Obermann analysiert:

Wladimir Putin hat sein Land auf Kriegswirtschaft umgestellt, er rüstet massiv auf – materiell, technologisch und mit 1,5 Millionen Soldaten im Zielzustand.
René Obermann war von 2006 bis 2013 Vorstandsvorsitzender der Deutschen Telekom. Mittlerweile ist er Managing Director und Chairman Europa bei Warburg Pincus und Chairman of the Board of Directors bei Airbus. Foto: Imago

Obermann arbeitet für einen Rüstungskonzern, der an Aufrüstung verdient, das sollte man bei der Bewertung seiner Worte im Hinterkopf behalten. Nichtsdestotrotz beinhalten seine Ausführungen einige interessante Analysen. So wäre laut Obermann ein baldiger Angriff aus Kreml-Sicht logischer als zu warten, bis Europa vollkommen abschreckungsfähig sei. Für die europäische Abschreckung rät Obermann Deutschland, sich in Kooperation mit Frankreich und anderen Partnern taktische Atomwaffen anzuschaffen.

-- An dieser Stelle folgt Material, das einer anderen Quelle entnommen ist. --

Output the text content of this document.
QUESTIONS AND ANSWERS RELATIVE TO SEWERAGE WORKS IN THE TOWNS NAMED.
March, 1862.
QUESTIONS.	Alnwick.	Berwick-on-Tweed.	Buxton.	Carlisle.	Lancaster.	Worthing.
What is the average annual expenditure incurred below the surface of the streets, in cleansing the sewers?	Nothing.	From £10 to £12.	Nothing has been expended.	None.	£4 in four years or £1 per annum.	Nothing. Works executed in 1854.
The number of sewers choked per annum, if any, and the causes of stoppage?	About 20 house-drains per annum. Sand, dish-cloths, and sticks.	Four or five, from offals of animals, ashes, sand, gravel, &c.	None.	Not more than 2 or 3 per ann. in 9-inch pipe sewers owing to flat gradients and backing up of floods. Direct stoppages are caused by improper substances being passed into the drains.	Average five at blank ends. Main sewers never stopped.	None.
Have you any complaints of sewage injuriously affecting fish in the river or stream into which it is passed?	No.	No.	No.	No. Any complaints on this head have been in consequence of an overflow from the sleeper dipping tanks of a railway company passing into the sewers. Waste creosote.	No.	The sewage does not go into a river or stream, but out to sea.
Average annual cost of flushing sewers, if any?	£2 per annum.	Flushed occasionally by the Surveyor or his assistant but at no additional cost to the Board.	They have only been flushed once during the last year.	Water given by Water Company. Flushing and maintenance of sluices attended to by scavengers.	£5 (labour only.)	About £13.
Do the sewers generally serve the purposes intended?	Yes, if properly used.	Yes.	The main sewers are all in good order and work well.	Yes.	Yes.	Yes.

Obermann rechnet im Interview damit, dass Russland den sogenannten Suwalki-Korridor schließen könnte. Dabei handelt es sich um die 65 Kilometer lange Grenze zwischen den Nato-Staaten Polen und Litauen. Im Westen liegt die russische Enklave Kaliningrad, im Osten das mit Russland verbündete Belarus.

Der Suwalki-Korridor gilt als Achillesverse der Nato. Sollte Russland sie abriegeln, wäre das Baltikum vom übrigen Nato-Gebiet abgeschnitten und nicht mehr über den Landweg zu erreichen. In Estland, Lettland und Litauen werden auch noch andere Bedrohungsszenarien durchgespielt. So könnte Moskau den angeblichen Schutz russischsprachiger Bürger in den baltischen Staaten als Vorwand für einen Angriff nutzen – ein Scheinargument, mit dem Putin bereits seine Angriff auf die Ukraine rechtfertigte.

Investoren misstrauen Erdogan

In der Türkei blicken Investoren kritisch auf den Versuch des Präsidenten Recep Tayyip Erdogan, sich seines wichtigsten politischen Gegners zu entledigen. Die Nachricht von der Verhaftung des Oppositionspolitikers Ekrem Imamoglu sorgte an den Kapitalmärkten für hohe Verluste.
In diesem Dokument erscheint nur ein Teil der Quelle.